Editor’s Note: The International Association of CDKL5 Research began publishing a column called Poppy’s Corner in their newsletter. We are proud to say that we are writing it.
This is the maiden voyage of Emily, Haley and Poppy writing for an organization that is dear to our heart. I find it requires a change of focus. I find that I would like to give voice not only for ourselves but for the whole CDKL5 family and all families who care for loved ones with complex needs.
Our blog Emily Haley and Poppy began painting with a wide brush. I tore into matters of the spirit as well as matters of public policy. I found out soon that such a wide brush was cumbersome to wield. I settled on the issues of the spirit. I found that as I wrote of such things my spirit was lifted. Our readership, albeit fairly small, has spread to every continent and almost forty countries. And the comments we receive lighten our load even more.

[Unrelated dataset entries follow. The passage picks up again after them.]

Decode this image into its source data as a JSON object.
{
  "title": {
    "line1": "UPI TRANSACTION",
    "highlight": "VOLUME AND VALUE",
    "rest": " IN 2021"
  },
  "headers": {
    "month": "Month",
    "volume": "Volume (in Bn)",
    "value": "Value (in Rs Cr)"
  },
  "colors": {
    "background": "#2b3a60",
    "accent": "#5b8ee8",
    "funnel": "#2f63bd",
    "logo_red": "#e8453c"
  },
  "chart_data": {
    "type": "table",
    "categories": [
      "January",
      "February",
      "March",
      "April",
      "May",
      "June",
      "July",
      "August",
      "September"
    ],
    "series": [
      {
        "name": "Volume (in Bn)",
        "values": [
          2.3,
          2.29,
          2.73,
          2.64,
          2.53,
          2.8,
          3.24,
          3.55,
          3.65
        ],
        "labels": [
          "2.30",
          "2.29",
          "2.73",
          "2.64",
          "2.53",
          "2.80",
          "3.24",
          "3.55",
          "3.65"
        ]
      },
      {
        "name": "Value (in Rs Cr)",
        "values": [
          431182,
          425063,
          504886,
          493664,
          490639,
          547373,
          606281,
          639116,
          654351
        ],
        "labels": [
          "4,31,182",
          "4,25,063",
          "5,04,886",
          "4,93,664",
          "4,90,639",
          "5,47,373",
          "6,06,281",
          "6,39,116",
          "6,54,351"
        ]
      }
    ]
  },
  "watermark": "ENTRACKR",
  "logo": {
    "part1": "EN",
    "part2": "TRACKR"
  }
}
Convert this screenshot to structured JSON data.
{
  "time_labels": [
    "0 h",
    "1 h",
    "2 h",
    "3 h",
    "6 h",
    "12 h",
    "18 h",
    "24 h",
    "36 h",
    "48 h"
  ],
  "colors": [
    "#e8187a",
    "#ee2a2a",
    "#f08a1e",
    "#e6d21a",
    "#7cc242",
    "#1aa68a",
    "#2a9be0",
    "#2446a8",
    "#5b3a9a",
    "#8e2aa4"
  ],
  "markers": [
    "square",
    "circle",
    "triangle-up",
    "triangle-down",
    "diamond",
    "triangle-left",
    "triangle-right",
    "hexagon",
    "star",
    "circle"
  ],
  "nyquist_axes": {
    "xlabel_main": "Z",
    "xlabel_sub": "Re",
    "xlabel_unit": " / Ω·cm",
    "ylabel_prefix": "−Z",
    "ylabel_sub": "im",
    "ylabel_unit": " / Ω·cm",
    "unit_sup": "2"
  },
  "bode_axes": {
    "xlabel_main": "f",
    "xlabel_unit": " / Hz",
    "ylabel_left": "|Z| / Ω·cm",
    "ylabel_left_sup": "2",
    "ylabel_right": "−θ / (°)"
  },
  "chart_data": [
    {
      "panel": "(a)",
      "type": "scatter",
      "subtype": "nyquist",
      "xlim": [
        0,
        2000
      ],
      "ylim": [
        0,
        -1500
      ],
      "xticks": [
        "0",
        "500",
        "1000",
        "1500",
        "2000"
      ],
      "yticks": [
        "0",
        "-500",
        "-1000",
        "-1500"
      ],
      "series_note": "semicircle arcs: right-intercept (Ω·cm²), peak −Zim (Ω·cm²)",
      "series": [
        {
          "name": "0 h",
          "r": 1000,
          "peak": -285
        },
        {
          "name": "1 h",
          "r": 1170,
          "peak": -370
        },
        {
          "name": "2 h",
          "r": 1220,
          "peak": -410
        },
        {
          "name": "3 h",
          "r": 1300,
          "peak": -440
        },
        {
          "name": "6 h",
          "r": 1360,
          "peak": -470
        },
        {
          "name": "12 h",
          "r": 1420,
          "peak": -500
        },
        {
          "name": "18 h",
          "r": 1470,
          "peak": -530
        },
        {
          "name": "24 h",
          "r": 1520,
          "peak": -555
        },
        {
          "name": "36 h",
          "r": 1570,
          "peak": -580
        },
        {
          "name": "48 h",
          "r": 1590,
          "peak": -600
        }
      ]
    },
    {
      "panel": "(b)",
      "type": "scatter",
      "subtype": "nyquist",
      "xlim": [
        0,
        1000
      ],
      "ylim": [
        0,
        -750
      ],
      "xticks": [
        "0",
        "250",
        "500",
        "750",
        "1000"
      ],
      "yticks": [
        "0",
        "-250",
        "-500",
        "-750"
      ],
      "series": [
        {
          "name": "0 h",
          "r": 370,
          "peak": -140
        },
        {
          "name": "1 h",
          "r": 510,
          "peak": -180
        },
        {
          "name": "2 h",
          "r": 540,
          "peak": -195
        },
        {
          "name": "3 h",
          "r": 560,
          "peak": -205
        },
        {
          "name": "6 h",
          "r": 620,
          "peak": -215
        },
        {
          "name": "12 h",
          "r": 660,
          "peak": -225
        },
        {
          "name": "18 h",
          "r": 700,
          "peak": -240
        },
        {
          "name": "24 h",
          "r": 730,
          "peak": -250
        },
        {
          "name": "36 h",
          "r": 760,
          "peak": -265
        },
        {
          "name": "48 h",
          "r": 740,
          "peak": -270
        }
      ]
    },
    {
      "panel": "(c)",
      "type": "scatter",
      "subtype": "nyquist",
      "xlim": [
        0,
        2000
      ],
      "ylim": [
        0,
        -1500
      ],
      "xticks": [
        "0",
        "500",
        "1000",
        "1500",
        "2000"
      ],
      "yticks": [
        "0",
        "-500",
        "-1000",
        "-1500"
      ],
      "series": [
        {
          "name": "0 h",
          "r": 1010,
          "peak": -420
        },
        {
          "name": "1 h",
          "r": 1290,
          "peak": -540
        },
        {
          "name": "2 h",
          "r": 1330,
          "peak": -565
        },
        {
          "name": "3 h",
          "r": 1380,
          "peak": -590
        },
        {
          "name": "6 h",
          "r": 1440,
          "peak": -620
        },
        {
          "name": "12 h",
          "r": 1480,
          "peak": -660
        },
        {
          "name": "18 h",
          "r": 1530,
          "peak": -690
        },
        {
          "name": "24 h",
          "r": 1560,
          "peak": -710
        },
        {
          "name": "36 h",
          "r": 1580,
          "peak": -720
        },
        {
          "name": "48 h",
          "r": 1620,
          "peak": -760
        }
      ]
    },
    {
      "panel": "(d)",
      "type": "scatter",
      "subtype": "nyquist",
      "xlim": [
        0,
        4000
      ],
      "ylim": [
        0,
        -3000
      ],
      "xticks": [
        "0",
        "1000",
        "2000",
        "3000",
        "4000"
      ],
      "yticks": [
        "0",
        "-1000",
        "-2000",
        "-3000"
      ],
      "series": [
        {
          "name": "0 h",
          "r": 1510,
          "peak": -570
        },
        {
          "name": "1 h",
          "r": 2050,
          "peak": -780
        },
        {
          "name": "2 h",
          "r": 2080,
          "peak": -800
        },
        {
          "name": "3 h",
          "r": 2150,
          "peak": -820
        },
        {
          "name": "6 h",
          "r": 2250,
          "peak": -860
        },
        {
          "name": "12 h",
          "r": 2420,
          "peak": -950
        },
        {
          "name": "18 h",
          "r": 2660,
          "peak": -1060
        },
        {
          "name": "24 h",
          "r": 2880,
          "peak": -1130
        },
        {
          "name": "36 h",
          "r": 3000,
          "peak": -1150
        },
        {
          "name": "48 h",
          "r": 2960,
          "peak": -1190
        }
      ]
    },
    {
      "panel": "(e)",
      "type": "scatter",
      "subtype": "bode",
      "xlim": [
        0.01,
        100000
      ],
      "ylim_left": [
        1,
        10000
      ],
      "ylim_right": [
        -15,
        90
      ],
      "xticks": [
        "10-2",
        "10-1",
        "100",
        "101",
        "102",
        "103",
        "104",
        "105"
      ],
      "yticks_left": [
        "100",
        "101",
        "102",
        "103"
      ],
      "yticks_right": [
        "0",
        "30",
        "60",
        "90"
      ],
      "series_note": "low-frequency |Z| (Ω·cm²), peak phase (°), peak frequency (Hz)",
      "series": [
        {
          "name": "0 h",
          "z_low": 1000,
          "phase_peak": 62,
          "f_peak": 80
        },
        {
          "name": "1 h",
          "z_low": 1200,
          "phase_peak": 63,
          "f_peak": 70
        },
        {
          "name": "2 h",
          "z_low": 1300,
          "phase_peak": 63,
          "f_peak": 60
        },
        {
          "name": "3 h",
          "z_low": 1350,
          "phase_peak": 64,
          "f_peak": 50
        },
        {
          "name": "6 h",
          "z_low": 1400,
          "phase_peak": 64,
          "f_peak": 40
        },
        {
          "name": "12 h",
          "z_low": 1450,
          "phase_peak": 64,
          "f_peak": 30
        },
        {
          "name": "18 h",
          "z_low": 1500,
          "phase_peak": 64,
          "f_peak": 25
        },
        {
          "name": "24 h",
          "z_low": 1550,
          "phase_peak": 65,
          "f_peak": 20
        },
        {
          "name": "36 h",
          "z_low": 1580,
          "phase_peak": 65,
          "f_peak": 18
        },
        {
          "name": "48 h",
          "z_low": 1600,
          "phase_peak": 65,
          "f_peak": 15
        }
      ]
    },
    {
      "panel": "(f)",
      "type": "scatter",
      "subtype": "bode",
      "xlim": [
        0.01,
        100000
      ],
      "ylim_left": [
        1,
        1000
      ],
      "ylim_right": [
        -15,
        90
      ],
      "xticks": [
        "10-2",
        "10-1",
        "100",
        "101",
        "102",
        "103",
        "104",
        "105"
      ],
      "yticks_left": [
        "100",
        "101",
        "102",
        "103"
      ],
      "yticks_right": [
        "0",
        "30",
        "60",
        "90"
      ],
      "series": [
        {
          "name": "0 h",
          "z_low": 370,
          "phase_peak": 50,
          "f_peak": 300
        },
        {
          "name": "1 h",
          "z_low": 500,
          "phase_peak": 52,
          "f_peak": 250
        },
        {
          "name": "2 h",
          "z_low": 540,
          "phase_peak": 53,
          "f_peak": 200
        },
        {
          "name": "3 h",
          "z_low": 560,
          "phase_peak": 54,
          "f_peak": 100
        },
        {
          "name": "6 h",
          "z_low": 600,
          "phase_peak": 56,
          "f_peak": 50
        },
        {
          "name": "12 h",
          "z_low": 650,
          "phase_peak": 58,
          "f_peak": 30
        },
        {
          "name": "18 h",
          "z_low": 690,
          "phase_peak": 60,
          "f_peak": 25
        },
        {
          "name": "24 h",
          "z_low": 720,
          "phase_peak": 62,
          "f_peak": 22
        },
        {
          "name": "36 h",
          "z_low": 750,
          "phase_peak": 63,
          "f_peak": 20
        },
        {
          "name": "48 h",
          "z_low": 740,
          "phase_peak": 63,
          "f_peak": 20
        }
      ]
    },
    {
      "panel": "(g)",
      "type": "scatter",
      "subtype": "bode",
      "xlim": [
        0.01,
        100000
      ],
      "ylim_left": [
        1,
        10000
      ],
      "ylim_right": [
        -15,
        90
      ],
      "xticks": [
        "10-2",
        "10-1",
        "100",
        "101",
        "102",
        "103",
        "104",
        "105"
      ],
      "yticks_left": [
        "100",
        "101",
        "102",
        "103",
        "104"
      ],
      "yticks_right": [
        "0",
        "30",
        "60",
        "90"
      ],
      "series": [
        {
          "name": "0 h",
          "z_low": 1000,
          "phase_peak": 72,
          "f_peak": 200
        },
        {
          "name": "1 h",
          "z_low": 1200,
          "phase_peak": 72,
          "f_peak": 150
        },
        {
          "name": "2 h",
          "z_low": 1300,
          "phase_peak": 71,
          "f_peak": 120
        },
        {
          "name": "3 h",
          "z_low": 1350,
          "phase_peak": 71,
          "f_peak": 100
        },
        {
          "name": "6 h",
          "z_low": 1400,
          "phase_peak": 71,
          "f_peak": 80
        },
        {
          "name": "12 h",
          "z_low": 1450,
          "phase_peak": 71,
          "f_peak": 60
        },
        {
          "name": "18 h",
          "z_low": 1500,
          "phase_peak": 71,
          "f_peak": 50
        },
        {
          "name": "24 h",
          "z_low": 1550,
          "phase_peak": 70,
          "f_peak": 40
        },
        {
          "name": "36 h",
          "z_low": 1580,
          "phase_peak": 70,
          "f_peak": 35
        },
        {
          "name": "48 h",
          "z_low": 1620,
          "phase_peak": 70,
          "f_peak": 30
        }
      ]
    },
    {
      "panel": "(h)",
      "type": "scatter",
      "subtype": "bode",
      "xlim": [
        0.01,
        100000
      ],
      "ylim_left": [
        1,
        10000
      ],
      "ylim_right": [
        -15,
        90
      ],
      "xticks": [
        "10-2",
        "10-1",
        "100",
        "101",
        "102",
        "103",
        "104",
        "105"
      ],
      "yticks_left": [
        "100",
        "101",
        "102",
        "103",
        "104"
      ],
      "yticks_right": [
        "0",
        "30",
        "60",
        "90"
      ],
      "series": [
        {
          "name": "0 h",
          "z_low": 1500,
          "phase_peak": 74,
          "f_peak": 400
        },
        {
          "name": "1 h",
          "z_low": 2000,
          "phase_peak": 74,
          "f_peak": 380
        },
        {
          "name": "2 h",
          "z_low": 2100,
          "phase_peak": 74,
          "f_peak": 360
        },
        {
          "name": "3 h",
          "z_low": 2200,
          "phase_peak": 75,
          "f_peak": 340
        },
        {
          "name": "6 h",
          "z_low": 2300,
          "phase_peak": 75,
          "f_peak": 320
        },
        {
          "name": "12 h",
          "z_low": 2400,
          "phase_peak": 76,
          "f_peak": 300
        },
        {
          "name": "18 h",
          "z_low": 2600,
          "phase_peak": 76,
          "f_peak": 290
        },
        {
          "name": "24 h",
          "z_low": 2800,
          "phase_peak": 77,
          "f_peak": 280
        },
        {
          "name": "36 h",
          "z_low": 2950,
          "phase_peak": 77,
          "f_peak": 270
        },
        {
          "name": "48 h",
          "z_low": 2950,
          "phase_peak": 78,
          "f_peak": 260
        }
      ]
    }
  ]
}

The comments reveal universality about our underlying feelings regarding what we do. However, not everyone gets to express those thoughts and feelings as I do. I want this column to celebrate who we are by a continuous examination of what we do and how we react. Generally speaking we fall into a broad category of caretakers, who, in their many legions are universally not celebrated. For many caregivers, it is a transitory. It begins with the end of life decline of a loved one, and ends with their passing. I was a caretaker for both my parents as they entered their declining years. Now, I am a grandparent and caregiver for my Haley (CDKL5) and Emily (short bowel syndrome). They were celebrated at birth, but very soon thereafter we entered an extremely long and agonizing period of mourning for ourselves and Haley as intractable epilepsy and absence of protein to sustain normal synaptic function ravaged our expectations of normalcy for her. And in the birth of Emily, fates ugly hand reached out at two days old; it left her with less than 10 centimeters of small intestines, and gave her a permanent IV line into her chest, feeding tube to her stomach and an ostomy bag. In effect we were crushed by our expectations. We expected the perfection of new born birth. It was stolen from us. When I cared for my parents there were no expectations such as those attendant to birth only the reality that attends to a walk with a loved one to their final destination. For those who care for children with complex needs grief begins at the beginning of the journey and may linger.
A number of years ago, while on a long bike ride in Rensselaer County, New York, I came upon a grave yard of long ago. As I approached the weathered stones I was immediately overwhelmed by the hardship endured by these long ago settlers. The stones were the last sign of a hardy group of Northern Europeans who struggled just to get by childbirth. As I rode away I realized that in a few short generations our expectation of life has changed drastically. Those who care for children with complex needs share equally in courage and strength with those who not long ago preceded us. In some sense we surpass them in strength and courage. Our forebears who went before us almost always knew the risks before them. It takes a special strength to overcome the unexpected. And in overcoming there are special rewards.
I have found that my expectations often dictate whether I regret or rejoice my station in life. I hope it’s evident from our blog that I have found that this part of my life is one of rejoicing. Although a mystery to me all my life, this is what I wanted to be, Poppy. I could live life over a million times and still be surprised about this ending. Kathryn, President of our CDKL5 Foundation pointed out to me that I seem to have fun doing it. Strange as it may seem I do. How is it that this can be period of rejoicing as opposed to one of regret?
The rewards garnered from hardship have surrounded us all our lives. I am product of my grandmother’s care who raised me as my mother worked and my father fought a war. It is estimated that roughly 30% of our population, at any given time, is intensely involved in caring of a loved one. With those odds most of us are now, have been or will find ourselves as caregiver sooner or later.
Having found ourselves here we must define what it is that makes us celebrate what our children have taught us. Why is that we rejoice rather than regret? What is it that we have learned about the meaning of life from our walk with our children? First and foremost it can be mind and body numbing difficult. Then again all things great come with enormous effort. Most who achieve greatness watch it slip away, but fortunately for us the communion with our loved ones lasts forever.
So it is that I will end this column with quotes from two greats: Joseph Campbell, once said of the secret of life: “We must let go of the life we have planned, so as to accept the one that is waiting for us”; and Shakespeare, who wrote: “Some are born great, some achieve greatness, and some have greatness thrust upon them”.